Fiche publication


Date publication

juillet 2011

Auteurs

Membres identifiés du Cancéropôle Est :
Pr NGUYEN Philippe


Tous les auteurs :
Ben-Hadj-Khalifa S, Hezard N, Almawi WY, Remy MG, Florent B, Mahjoub T, Nguyen P

Résumé

Anticoagulants, including unfractionated heparin (UFH), enoxaparin and fondaparinux, are approved drugs in acute coronary syndrome (ACS). Monocytes and monocyte-derived microparticles (MMPs) play an important procoagulant role in ACS by expressing high tissue factor (TF) levels, which in turn triggers thrombin generation. The objective of our study is to compare the in-vitro inhibitory effect of UFH, enoxaparin and fondaparinux in monocytes and MMP models. Human-elutriated monocytes were activated for 5 and 18 h by lipopolysaccharide to obtain activated monocytes (ac-M) or MMPs, respectively. Thrombin generation inhibition was assessed using ac-M or MMPs mixed with platelet-poor plasma containing increased concentrations of anticoagulants. Thrombin generation inhibition was dose-dependent with a differential effect according to the drug: the highest for UFH, the lowest for fondaparinux. Rate index was the most sensitive parameter. For fondaparinux, its IC50 values (anti-Xa IU/ml) were 0.59+/-0.05 for ac-M and 0.17+/-0.03 for MMPs.
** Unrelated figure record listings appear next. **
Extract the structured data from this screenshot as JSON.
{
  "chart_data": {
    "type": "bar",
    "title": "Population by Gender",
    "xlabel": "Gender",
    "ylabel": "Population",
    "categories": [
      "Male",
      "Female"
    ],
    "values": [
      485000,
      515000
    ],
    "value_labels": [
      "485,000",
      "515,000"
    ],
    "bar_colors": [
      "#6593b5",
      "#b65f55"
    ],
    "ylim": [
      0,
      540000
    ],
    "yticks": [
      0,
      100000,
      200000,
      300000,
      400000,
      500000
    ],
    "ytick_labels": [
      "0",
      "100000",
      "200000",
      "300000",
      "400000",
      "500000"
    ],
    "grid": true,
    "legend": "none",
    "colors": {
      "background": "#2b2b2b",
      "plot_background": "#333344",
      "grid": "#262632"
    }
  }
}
For enoxaparin, rate index IC50 values were 0.27+/-0.03 for ac-M and 0.19+/-0.02 for MMPs. Our data support the notion that cell-induced thrombin generation assay may be a reliable alternative to anti-Xa assessment in determining patient anticoagulation level.

Référence

Blood Coagul Fibrinolysis. 2011 Jul;22(5):369-73.